A newly described Patagonian fossil reveals the evolutionary origins and global spread of the tiny alvarezsaur dinosaurs.
Researchers led by University of Minnesota Twin Cities paleontologist Peter Makovicky and Argentine scientist Sebastian Apesteguía have identified a 90-million-year-old fossil that fills an important gap in the history of this unusual dinosaur group.
Their findings, published in the peer-reviewed journal Nature, describe a complete skeleton of Alnashetri cerropoliciensis. This dinosaur belonged to the alvarezsaurs, a lineage of bird-like theropods known for their tiny teeth and short forelimbs that ended in a single large thumb claw. Scientists have struggled for years to understand this group because most well-preserved fossils came from Asia, while discoveries in South America were usually incomplete and difficult to study.
Alnashetri belongs to a group of bird-like dinosaurs, known as alvarezsaurs, that are famous for their tiny teeth and stubby arms ending in a single large thumb claw. Credit: Universidad Nacional de Río Negro and University of Minnesota
The nearly complete fossil of Alnashetri was uncovered in 2014 in northern Patagonia, Argentina, at a location famous for its rich collection of Cretaceous fossils. The species had previously been named based on fragmentary remains, but the new specimen provided researchers with the first detailed look at its anatomy. Over the past decade, the team carefully prepared and assembled the delicate bones to avoid damaging them.
A Near-Complete Fossil Solves an Alvarezsaur Mystery
“Going from fragmentary skeletons that are hard to interpret to having a near-complete and articulated animal is like finding a paleontological Rosetta Stone,” said Peter Makovicky, lead author on the paper and a professor in the University of Minnesota Department of Earth and Environmental Sciences. “We now have a reference point that allows us to accurately identify more scrappy finds and map out evolutionary transitions in anatomy and body size.”

Having a nearly intact skeleton has given scientists new insight into how this group of dinosaurs evolved, became smaller over time, and spread across ancient continents.
- Alnashetri differed from its later relatives in several ways. It had longer arms and larger teeth, features that suggest early alvarezsaurs were not yet specialized for the insect-based feeding habits that later species developed. These findings indicate that some members of the group had already become tiny before evolving the adaptations associated with an ant-eating lifestyle.

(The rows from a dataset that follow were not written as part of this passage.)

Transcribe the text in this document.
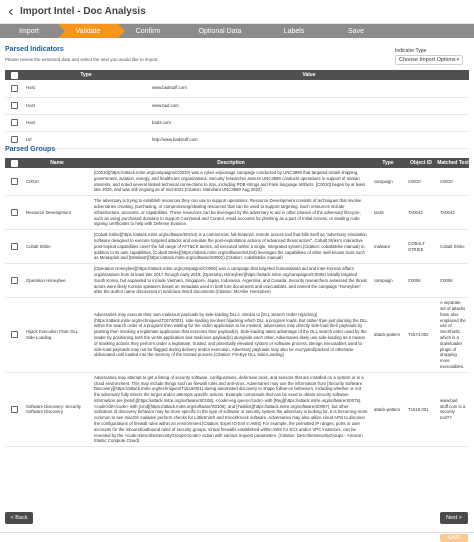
Import Intel - Doc Analysis
Import	Validate	Confirm	Optional Data	Labels	Save
Parsed Indicators
Please review the extracted data and select the intel you would like to import.
Indicator Type
Choose Import Options ▾
	Type	Value
	Host	www.badstuff.com
	Host	www.bad.com
	Host	bad3.com
	Url	http://www.badstuff.com
Parsed Groups
	Name	Description	Type	Object ID	Matched Text
	C0010	[C0010](https://attack.mitre.org/campaigns/C0010) was a cyber espionage campaign conducted by UNC3890 that targeted Israeli shipping, government, aviation, energy, and healthcare organizations. Security researcher assess UNC3890 conducts operations in support of Iranian interests, and noted several limited technical connections to Iran, including PDB strings and Farsi language artifacts. [C0010] began by at least late 2020, and was still ongoing as of mid-2022.(Citation: Mandiant UNC3890 Aug 2022)	campaign	C0010	C0010
	Resource Development	The adversary is trying to establish resources they can use to support operations. Resource Development consists of techniques that involve adversaries creating, purchasing, or compromising/stealing resources that can be used to support targeting. Such resources include infrastructure, accounts, or capabilities. These resources can be leveraged by the adversary to aid in other phases of the adversary lifecycle, such as using purchased domains to support Command and Control, email accounts for phishing as a part of Initial Access, or stealing code signing certificates to help with Defense Evasion.	tactic	TA0042	TA0042
	Cobalt Strike	[Cobalt Strike](https://attack.mitre.org/software/S0154) is a commercial, full-featured, remote access tool that bills itself as "adversary simulation software designed to execute targeted attacks and emulate the post-exploitation actions of advanced threat actors". Cobalt Strike's interactive post-exploit capabilities cover the full range of ATT&CK tactics, all executed within a single, integrated system.(Citation: cobaltstrike manual) In addition to its own capabilities, [Cobalt Strike](https://attack.mitre.org/software/S0154) leverages the capabilities of other well-known tools such as Metasploit and [Mimikatz](https://attack.mitre.org/software/S0002).(Citation: cobaltstrike manual)	malware	COBALT STRIKE	Cobalt Strike
	Operation Honeybee	[Operation Honeybee](https://attack.mitre.org/campaigns/C0006) was a campaign that targeted humanitarian aid and inter-Korean affairs organizations from at least late 2017 through early 2018. [Operation Honeybee](https://attack.mitre.org/campaigns/C0006) initially targeted South Korea, but expanded to include Vietnam, Singapore, Japan, Indonesia, Argentina, and Canada. Security researchers assessed the threat actors were likely Korean speakers based on metadata used in both lure documents and executables, and named the campaign "Honeybee" after the author name discovered in malicious Word documents.(Citation: McAfee Honeybee)	campaign	C0006	C0006
	Hijack Execution Flow: DLL Side-Loading	Adversaries may execute their own malicious payloads by side-loading DLLs. Similar to [DLL Search Order Hijacking](https://attack.mitre.org/techniques/T1574/001), side-loading involves hijacking which DLL a program loads. But rather than just planting the DLL within the search order of a program then waiting for the victim application to be invoked, adversaries may directly side-load their payloads by planting then invoking a legitimate application that executes their payload(s). Side-loading takes advantage of the DLL search order used by the loader by positioning both the victim application and malicious payload(s) alongside each other. Adversaries likely use side-loading as a means of masking actions they perform under a legitimate, trusted, and potentially elevated system or software process. Benign executables used to side-load payloads may not be flagged during delivery and/or execution. Adversary payloads may also be encrypted/packed or otherwise obfuscated until loaded into the memory of the trusted process.(Citation: FireEye DLL Side-Loading)	attack-pattern	T1574.002	A separate set of attacks have also emplaced the use of SecShield, which is a downloader plugin of dropping more executables.
	Software Discovery: Security Software Discovery	Adversaries may attempt to get a listing of security software, configurations, defensive tools, and sensors that are installed on a system or in a cloud environment. This may include things such as firewall rules and anti-virus. Adversaries may use the information from [Security Software Discovery](https://attack.mitre.org/techniques/T1518/001) during automated discovery to shape follow-on behaviors, including whether or not the adversary fully infects the target and/or attempts specific actions. Example commands that can be used to obtain security software information are [netsh](https://attack.mitre.org/software/S0108), <code>reg query</code> with [Reg](https://attack.mitre.org/software/S0075), <code>dir</code> with [cmd](https://attack.mitre.org/software/S0106), and [Tasklist](https://attack.mitre.org/software/S0057), but other indicators of discovery behavior may be more specific to the type of software or security system the adversary is looking for. It is becoming more common to see macOS malware perform checks for LittleSnitch and KnockKnock software. Adversaries may also utilize cloud APIs to discover the configurations of firewall rules within an environment.(Citation: Expel IO Evil in AWS) For example, the permitted IP ranges, ports or user accounts for the inbound/outbound rules of security groups, virtual firewalls established within AWS for EC2 and/or VPC instances, can be revealed by the <code>DescribeSecurityGroups</code> action with various request parameters. (Citation: DescribeSecurityGroups - Amazon Elastic Compute Cloud)	attack-pattern	T1518.001	www.bad stuff.com is a security tool??
< Back	Next >
SAVE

- Microscopic examination of the bones indicated that the fossil belonged to a mature individual that was at least four years old. Alvarezsaurs rank among the smallest known non-avian dinosaurs and did not grow much larger. Even the biggest species reached only about the size of an average human, which is unusually small for dinosaurs. Alnashetri itself weighed less than 2 pounds, making it one of the tiniest dinosaurs ever identified from South America.
- By studying earlier alvarezsaur fossils housed in museums in North America and Europe, the researchers concluded that these dinosaurs appeared much earlier than previously believed. They likely originated when Earth’s continents were still joined together as the supercontinent Pangaea. As the continents gradually separated, the dinosaurs spread with them rather than crossing vast oceans.
La Buitrera Fossil Site Reveals Key Small Dinosaur Discoveries
The well-preserved skeleton was excavated from the La Buitrera fossil site, an area that has produced several scientifically important species, including early snakes and small saber-toothed mammals.

“After more than 20 years of work, the La Buitrera fossil area has given us a unique insight into small dinosaurs and other vertebrates like no other site in South America,” said Apesteguía, a researcher at Universidad Maimónides in Buenos Aires, Argentina.
Scientists are continuing to explore the region, and new discoveries are already emerging from the same area where Alnashetri was found. “We have already found the next chapter of the alvarezsaurid story there, and it is in the lab being prepared right now,” added Makovicky.
Reference: “Argentine fossil rewrites evolutionary history of a baffling dinosaur clade” by Peter J. Makovicky, Jonathan S. Mitchell, Jorge G. Meso, Federico A. Gianechini, Ignacio Cerda and Sebastian Apesteguía, 25 February 2026, Nature.
DOI: 10.1038/s41586-026-10194-3
The research was supported by the National Scientific and Technical Research Council (CONICET), The Field Museum, National Geographic, the University of Minnesota, the United States National Science Foundation, and the Fulbright U.S. Scholar program.